Accumulation of CD28null Senescent T-Cells Is Associated with Poorer Outcomes in COVID19 Patients

Abstract

Coronavirus disease 2019 (COVID-19), a severe acute respiratory syndrome coronavirus 2 (SARS-CoV-2) causes infectious disease, and manifests in a wide range of symptoms from asymptomatic to severe illness and even death. Severity of infection is related to many risk factors, including aging and an array of underlying conditions, such as diabetes, hypertension, chronic obstructive pulmonary disease (COPD), and cancer. It remains poorly understood how these conditions influence the severity of COVID-19. Expansion of the CD28^null senescent T-cell populations, a common phenomenon in aging and several chronic inflammatory conditions, is associated with higher morbidity and mortality rates in COVID-19. Here, we summarize the potential mechanisms whereby CD28^null cells drive adverse outcomes in disease and predispose patients to devastating COVID-19, and discuss possible treatments for individuals with high counts of CD28^null senescent T-cells.
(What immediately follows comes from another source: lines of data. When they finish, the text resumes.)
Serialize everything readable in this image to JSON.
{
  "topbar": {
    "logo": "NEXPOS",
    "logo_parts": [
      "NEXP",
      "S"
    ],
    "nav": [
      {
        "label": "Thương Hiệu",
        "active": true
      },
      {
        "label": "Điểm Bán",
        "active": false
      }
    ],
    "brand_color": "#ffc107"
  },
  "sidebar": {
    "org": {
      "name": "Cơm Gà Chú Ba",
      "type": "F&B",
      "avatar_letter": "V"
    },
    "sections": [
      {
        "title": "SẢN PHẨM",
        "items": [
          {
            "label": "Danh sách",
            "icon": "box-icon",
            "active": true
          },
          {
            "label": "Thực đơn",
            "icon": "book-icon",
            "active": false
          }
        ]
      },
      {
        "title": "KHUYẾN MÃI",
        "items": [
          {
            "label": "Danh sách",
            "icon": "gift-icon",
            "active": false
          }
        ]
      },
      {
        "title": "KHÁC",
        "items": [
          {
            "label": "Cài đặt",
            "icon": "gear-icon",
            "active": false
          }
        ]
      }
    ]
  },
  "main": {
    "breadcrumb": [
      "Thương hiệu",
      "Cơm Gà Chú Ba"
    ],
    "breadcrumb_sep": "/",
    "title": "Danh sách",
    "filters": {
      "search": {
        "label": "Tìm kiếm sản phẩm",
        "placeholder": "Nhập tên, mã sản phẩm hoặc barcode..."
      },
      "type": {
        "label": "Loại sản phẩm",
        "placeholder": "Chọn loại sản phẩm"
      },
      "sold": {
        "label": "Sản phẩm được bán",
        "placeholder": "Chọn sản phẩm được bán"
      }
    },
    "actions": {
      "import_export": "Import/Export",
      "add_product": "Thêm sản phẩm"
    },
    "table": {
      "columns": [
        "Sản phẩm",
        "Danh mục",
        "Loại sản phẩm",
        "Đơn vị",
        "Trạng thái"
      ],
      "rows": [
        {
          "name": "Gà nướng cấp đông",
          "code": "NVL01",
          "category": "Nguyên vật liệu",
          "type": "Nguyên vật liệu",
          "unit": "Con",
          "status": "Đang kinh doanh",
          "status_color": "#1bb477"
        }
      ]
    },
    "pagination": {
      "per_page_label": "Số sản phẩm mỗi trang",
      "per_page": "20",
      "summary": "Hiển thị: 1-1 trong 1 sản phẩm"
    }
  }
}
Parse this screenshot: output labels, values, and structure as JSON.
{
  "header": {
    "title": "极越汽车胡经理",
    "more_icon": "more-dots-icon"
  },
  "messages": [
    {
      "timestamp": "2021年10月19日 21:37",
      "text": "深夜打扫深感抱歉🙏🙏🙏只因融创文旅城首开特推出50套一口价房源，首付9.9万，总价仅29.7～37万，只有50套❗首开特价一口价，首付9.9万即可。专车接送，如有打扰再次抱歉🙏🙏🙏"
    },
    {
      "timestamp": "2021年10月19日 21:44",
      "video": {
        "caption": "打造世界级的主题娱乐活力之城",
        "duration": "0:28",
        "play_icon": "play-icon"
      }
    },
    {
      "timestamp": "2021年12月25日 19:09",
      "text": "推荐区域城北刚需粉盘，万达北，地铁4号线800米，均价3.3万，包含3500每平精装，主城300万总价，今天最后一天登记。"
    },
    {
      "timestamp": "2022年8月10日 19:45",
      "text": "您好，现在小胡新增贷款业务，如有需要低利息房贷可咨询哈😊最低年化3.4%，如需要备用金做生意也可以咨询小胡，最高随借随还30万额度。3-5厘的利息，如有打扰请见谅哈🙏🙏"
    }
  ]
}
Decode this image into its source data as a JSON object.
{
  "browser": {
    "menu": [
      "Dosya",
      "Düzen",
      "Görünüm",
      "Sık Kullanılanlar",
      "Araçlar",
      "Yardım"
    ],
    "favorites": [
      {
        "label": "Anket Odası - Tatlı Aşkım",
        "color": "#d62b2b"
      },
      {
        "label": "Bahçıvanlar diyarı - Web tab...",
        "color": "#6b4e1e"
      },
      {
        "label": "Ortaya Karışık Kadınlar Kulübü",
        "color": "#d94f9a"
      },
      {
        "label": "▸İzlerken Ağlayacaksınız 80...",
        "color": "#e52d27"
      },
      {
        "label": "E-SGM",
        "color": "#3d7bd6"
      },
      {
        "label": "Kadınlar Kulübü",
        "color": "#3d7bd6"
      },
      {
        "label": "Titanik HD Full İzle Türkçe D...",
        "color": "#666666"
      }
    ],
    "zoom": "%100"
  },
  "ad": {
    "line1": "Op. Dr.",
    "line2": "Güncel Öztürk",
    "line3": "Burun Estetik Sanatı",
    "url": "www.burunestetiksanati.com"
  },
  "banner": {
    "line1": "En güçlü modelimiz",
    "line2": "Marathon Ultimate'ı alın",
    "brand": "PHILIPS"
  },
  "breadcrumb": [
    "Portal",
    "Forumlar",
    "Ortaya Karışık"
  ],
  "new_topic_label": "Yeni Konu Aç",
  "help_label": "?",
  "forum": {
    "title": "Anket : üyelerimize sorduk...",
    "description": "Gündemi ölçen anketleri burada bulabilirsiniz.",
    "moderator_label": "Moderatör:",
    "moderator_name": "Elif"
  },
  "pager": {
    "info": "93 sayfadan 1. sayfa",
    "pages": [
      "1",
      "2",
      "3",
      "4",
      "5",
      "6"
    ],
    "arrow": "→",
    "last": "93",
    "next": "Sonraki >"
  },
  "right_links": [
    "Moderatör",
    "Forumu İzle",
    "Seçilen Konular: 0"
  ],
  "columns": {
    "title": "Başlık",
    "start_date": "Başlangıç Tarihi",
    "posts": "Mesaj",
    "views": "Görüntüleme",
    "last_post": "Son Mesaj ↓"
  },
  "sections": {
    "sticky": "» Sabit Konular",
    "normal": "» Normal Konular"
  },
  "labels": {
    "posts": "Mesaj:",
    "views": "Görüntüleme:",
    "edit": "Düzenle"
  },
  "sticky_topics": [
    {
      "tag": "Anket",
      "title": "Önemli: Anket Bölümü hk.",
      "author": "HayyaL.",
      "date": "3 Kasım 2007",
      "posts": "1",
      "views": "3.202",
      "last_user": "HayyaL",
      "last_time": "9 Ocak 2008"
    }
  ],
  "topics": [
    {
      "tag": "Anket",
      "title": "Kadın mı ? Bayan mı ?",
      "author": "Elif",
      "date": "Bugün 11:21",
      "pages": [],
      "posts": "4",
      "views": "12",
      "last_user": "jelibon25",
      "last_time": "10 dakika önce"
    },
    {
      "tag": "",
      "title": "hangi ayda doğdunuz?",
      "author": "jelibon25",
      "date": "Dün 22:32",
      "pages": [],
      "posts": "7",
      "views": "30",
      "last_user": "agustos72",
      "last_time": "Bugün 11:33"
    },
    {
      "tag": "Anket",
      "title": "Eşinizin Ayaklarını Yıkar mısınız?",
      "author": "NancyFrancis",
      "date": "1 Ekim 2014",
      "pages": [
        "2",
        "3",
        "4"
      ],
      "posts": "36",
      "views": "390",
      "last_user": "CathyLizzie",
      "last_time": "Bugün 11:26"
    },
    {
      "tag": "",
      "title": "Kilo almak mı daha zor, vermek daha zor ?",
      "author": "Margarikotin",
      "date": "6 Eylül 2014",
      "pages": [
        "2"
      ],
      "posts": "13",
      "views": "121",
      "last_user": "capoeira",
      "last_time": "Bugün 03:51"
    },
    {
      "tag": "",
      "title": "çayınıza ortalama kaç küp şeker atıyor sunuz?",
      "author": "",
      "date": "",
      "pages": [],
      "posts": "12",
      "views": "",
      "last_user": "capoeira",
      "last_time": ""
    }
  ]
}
Keywords: CD28null T-cells; COVID-19; cytotoxicity; immune decline; inflammation; senescence.

Figure 1

Molecular characteristics of CD28^null senescent T-cells. Persistent stimuli from various chronic conditions and/or interaction with regulatory T (T_R) cells lead to a senescent phenotype of effector T-cells (see T_R-mediated senescence in “Mechanisms underlying CD28^null cells-associated adverse consequences” below). These senescent T-cells down-regulate costimulatory molecule CD28 and express increased levels of surface molecules, OX40, 4-1BB and NK-like receptors. Because of accumulation of DNA damage and alteration of metabolic and epigenetic programs, these cells largely lose their proliferation ability. These cells are resistant to apoptosis and steroid treatment and gain a senescence-associated secretory phenotype (SASP).

Figure 2

Molecular and cellular basis whereby CD28^null senescent T-cells lead to adverse outcomes. (A) CD28^null senescent T-cells resist to apoptosis and migrate to bone marrow (BM), where they compete in limited lymphoid niches, which leads to decreased output of mature B cells and T-cell progenitors. A decrease in T-cell progenitors further results in thymic dystrophy and impaired T-cell development. Decreases in B and T-cell replenishment lead to narrowed antigenic diversity. (B) CD28^null senescent T-cells interact with dendritic cells (DCs) and tolerize DCs by induction of high levels of inhibitory receptors, ILT3 and ILT4, and repression of CD28/CTLA4 ligands, CD80 and CD86, contributing to immune suppression. (C-D) CD28^null senescent T-cells possess a SASP. (C) After receiving stimuli from alternative costimulatory molecules, OX40 and 4-1BB, and NK-like receptors, CD28^null cells actively express cytotoxic mediators, perforin and granzymes, which mediate unrestricted tissue damage and release of damage-associated molecular patterns (DAMPs). DAMPs enhance immune responses. (D) CD28^null cells also produce pro-inflammatory cytokines, such as IL-6, IL-17, TNFα, and IFNγ, contributing to worsening cytokine release syndrome (“cytokine storm”) in infectious diseases, such as COVID-19.